唐远之微微眯眼,点头,低声问着另一个人,“阿四,西北的荒族可有动静?”

“回主子的话,荒族在边境已经开始调兵!”

唐远之微微点头,摆手示意他们退下,厢房里的呼吸变了,灿灿醒了?

推开厢房的门,金竹已经盘腿坐在床上打着呵欠,迷糊的看着他,“有急事?”

“嗯,一点急报。没事。”唐远之说着,轻轻的将金竹揽下,躺到床上,“睡吧,明天再说。

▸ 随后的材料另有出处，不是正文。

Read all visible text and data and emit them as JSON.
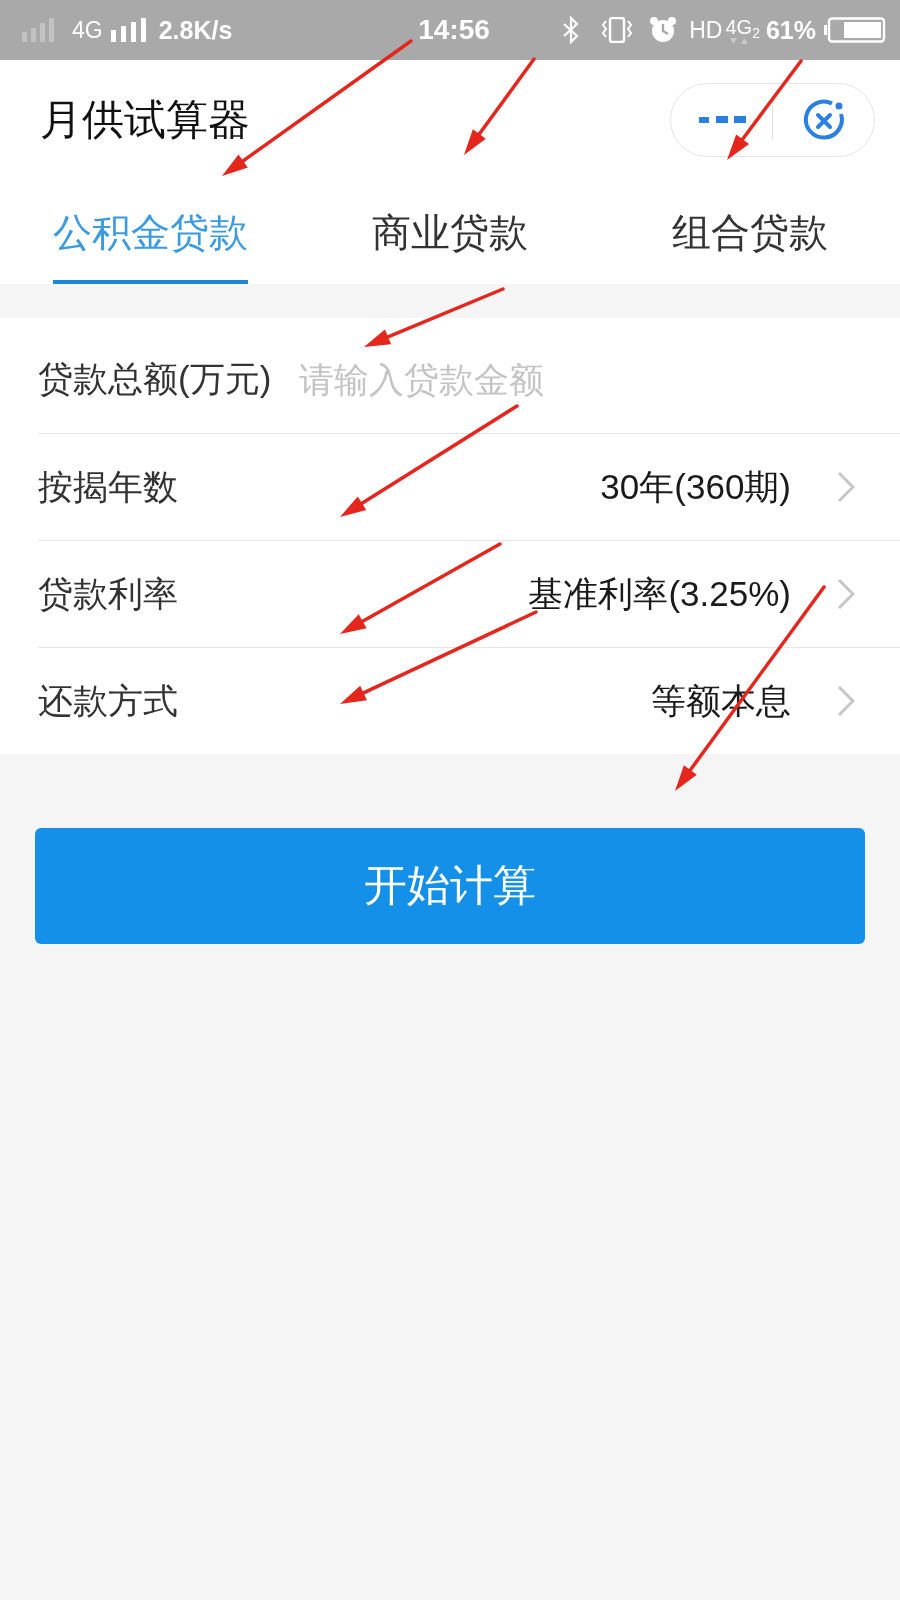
{
  "status_bar": {
    "network_1": "4G",
    "speed": "2.8K/s",
    "time": "14:56",
    "hd": "HD",
    "network_2": "4G",
    "sim_slot": "2",
    "battery_percent": "61%"
  },
  "header": {
    "title": "月供试算器"
  },
  "tabs": [
    {
      "label": "公积金贷款",
      "selected": true
    },
    {
      "label": "商业贷款",
      "selected": false
    },
    {
      "label": "组合贷款",
      "selected": false
    }
  ],
  "form": {
    "rows": [
      {
        "kind": "input",
        "label": "贷款总额(万元)",
        "placeholder": "请输入贷款金额"
      },
      {
        "kind": "select",
        "label": "按揭年数",
        "value": "30年(360期)"
      },
      {
        "kind": "select",
        "label": "贷款利率",
        "value": "基准利率(3.25%)"
      },
      {
        "kind": "select",
        "label": "还款方式",
        "value": "等额本息"
      }
    ]
  },
  "button": {
    "label": "开始计算"
  }
}
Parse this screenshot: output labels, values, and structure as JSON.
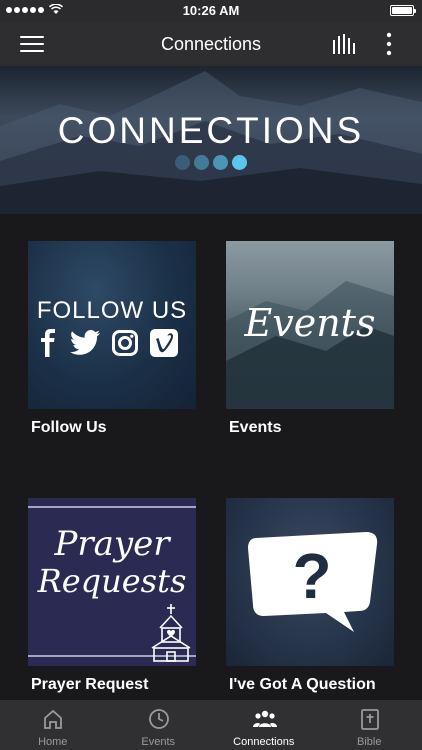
{
  "status_bar": {
    "time": "10:26 AM"
  },
  "nav": {
    "title": "Connections",
    "menu_icon": "hamburger-icon",
    "stats_icon": "bar-chart-icon",
    "more_icon": "more-vertical-icon"
  },
  "hero": {
    "title": "CONNECTIONS",
    "pager_colors": [
      "#3a5d78",
      "#437a98",
      "#4b95b6",
      "#5ac6ee"
    ],
    "active_page": 4
  },
  "tiles": [
    {
      "label": "Follow Us",
      "image_text": "FOLLOW US",
      "icons": [
        "facebook-icon",
        "twitter-icon",
        "instagram-icon",
        "vimeo-icon"
      ]
    },
    {
      "label": "Events",
      "image_text": "Events"
    },
    {
      "label": "Prayer Request",
      "image_text_line1": "Prayer",
      "image_text_line2": "Requests"
    },
    {
      "label": "I've Got A Question",
      "image_text": "?"
    }
  ],
  "tab_bar": {
    "items": [
      {
        "label": "Home",
        "icon": "home-icon"
      },
      {
        "label": "Events",
        "icon": "clock-icon"
      },
      {
        "label": "Connections",
        "icon": "people-icon",
        "active": true
      },
      {
        "label": "Bible",
        "icon": "bible-icon"
      }
    ]
  },
  "colors": {
    "accent": "#5ac6ee",
    "background": "#19191b",
    "nav": "#2e2e30",
    "tab_bar": "#303033"
  }
}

”

金竹躺到床上,却没有什么睡意了,迷糊中觉得不舒服,手臂的标记隐隐作痛的,睁开眼发现本该睡在他旁边的佑安不见了,外头又有隐隐的说话声。

“怎么了?不舒服?”唐远之侧身看着平躺在床上的金竹,低声问着。

金竹微微点头,皱眉,“手臂的标记有点痛。”

最近都是隐隐作痛的,但是今天晚上痛得比较厉害了,不太舒服。

唐远之坐起身,有些紧张担忧的问着,“我去请老神仙来?”

金竹摇头,示意唐远之躺下,“老头子说了,忍着,这也是蜕变的一种表现,没办法的。”

唐远之抿着唇,眉头锁紧,灿灿的蜕变……就没有其他的办法了?

“好啦,就是不舒服而已,没事,我忍忍就好了。”金竹安抚着,转开话题,“反正我也睡不着了,跟我说说,急报啥了?有什么有趣的嘛?”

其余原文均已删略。